What most struck me about this episode was what it was building up for. The way with which most people have already forgotten about all of the policemen that died (and this show actually acknowledges it, rather than making it a writing flaw). Something is going to happen, and knowing episode seven, it’ll again be big. It’s now up to the creators though, to actually use this build-up. You can have such good build-up, but if the actual delivery in the end disappoints then you’re either way stuck with a nasty aftertaste.
Rating: 5.5/8 (Excellent)
I’ll repost what I posted on another site even though people jumped all over me for it:
This episode was really, really weak. I could see they were going for a parody of old supervillians but it really wasn’t funny at all. I was pretty bored through the whole ep. Here’s hoping they step it up if they intend to stick with the fantasy plotline because right now it’s looking like the show totally jumped the shark.
As a huge Kamen Rider fan I wouldn’t mind if the show went full toku (which is what I had originally expected), but I can definitely understand why it seems weird and over-the-top.
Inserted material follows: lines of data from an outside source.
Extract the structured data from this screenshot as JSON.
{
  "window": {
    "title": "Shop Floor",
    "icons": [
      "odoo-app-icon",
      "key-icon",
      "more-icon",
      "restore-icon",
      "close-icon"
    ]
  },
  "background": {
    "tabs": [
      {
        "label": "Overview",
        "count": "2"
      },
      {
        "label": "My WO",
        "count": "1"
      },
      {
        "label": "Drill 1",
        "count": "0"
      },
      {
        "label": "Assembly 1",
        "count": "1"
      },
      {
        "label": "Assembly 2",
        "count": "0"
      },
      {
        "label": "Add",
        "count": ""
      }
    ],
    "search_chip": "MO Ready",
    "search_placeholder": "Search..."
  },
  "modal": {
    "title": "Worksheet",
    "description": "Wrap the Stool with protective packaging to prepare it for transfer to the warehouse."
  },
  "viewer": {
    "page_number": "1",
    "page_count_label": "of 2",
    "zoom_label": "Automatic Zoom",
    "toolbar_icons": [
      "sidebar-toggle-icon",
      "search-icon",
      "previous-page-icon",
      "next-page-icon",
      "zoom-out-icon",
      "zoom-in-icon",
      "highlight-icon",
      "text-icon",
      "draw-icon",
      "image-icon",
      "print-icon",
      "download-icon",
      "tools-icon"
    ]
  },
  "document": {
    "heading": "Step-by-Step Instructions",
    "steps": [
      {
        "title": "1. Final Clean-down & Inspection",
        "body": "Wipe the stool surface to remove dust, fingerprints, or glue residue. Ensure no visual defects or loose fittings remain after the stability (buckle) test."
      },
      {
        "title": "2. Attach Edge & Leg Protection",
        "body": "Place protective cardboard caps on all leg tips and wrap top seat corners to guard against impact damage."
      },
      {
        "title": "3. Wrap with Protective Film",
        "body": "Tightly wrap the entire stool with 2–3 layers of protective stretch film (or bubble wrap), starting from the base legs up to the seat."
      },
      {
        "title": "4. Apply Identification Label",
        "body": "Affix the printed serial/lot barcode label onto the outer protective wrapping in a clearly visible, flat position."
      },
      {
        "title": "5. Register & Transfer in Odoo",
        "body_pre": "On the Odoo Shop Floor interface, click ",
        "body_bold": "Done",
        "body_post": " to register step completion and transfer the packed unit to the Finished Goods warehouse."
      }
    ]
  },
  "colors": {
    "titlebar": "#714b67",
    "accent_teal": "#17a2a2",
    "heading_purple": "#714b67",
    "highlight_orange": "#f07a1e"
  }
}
And I would have vastly preferred either the whole series be grounded-in-realism or full-toku- this sudden genre shift is a little jarring and I’m not too sure I’m happy with it.
Still enjoying the show though! And probably going to enjoy it either way.
I really hope this episode was just setting up for something big. The enemies were just plain bad even in terms of being a parody. This was a disappointing episode for me. Please just be the “calm” before the storm.
Episode 9 was more of the same. Failed parody that frankly, just sucked. If we weren’t so deep in, I would probly drop this. Will stick with it just to see if it somehow redeems itself.
I too don’t like the episode, but 9 was much better. I think, by this point, it’s pretty obvious – if there are idiots, who wants to be super heroes, there’s got to be idiots, who wants to be super villains. If this is there the story is heading, it’s awesome. If not – would be sad.
Things were a bit slow this episode after the giant gorilla reveal. No casualties and the monsters weren’t all that menacing (boiling pot rhino). The latest episode though while started off dull quickly changed pace to being a lot more dark with King Torture’s appearance though. I’m still pretty interested in how they’ll lead us for the rest of the series despite the fact that I did enjoy the realism from earlier on in the series.